On observing the various type of middle ear diseases encountered in children with bilateral congenital severe to profound hearing loss in this study, 26% children in study were found with ongoing middle ear pathologies at the time of examination.

On otoscopy, 4 children had retracted drums and 4 had tympanic membrane perforation hence making the commonest otoscopy finding encountered in children with congenital bilateral severe to profound hearing loss.

The most common middle ear pathology encountered during this study was otitis media with acute or chronic mastoiditis, with Secretory otitis media being a close second. 2 patients were found to have cholesteatoma in the postero superior quadrant and were planned for immediate surgical management of the same.

If any middle ear disease is present, cochlear implantation is not done, as it could lead to serious complications like labyrinthitis, meningitis and dreaded complication like extrusion of implant and hence it is strongly recommended not to perform implantation until middle ear pathology is completely cured.

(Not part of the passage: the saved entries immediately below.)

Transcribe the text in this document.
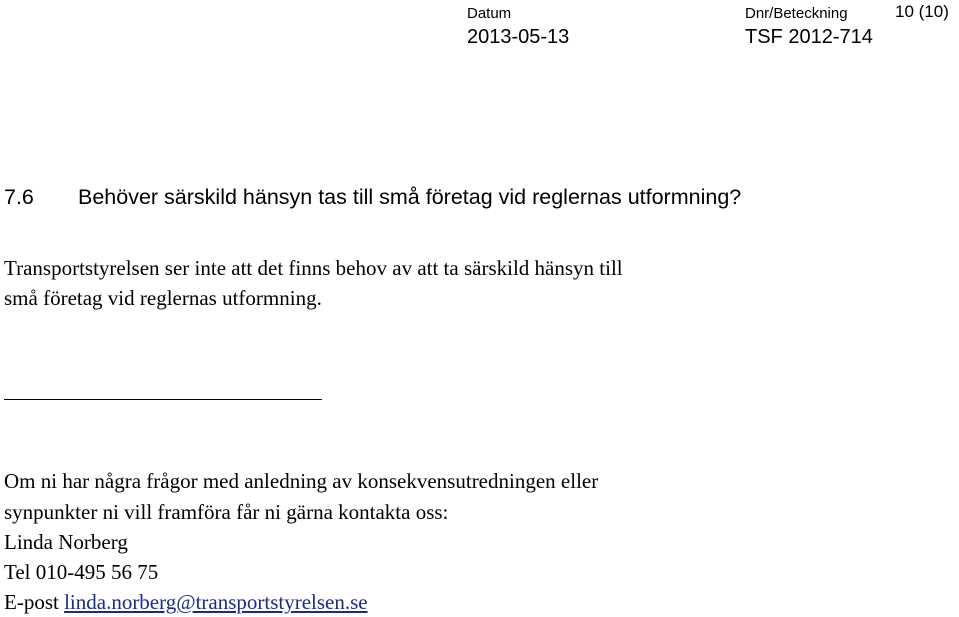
Datum
2013-05-13
Dnr/Beteckning
TSF 2012-714
10 (10)
7.6 Behöver särskild hänsyn tas till små företag vid reglernas utformning?
Transportstyrelsen ser inte att det finns behov av att ta särskild hänsyn till
små företag vid reglernas utformning.
Om ni har några frågor med anledning av konsekvensutredningen eller
synpunkter ni vill framföra får ni gärna kontakta oss:
Linda Norberg
Tel 010-495 56 75
E-post linda.norberg@transportstyrelsen.se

Hence, based on all the above observations, it can be summarized that children with congenital bilateral severe to profound hearing loss should be examined for middle ear pathologies, which can most often be overlooked otherwise, hence rendering the patient unfit for definitive management of the severe to profound SNHL in the form of Hearing Aid trial or Cochlear Implantation, thus further delaying the development of speech. Hence, all children with congenital bilateral severe to profound hearing loss should undergo regular screening for assessment of middle ear pathologies with prompt treatment when any middle ear or any concurrent nasal pathology is encountered, therefore rendering the patient fit for fitting of cochlear implantation at the earliest possible to decrease permanent impairment of speech.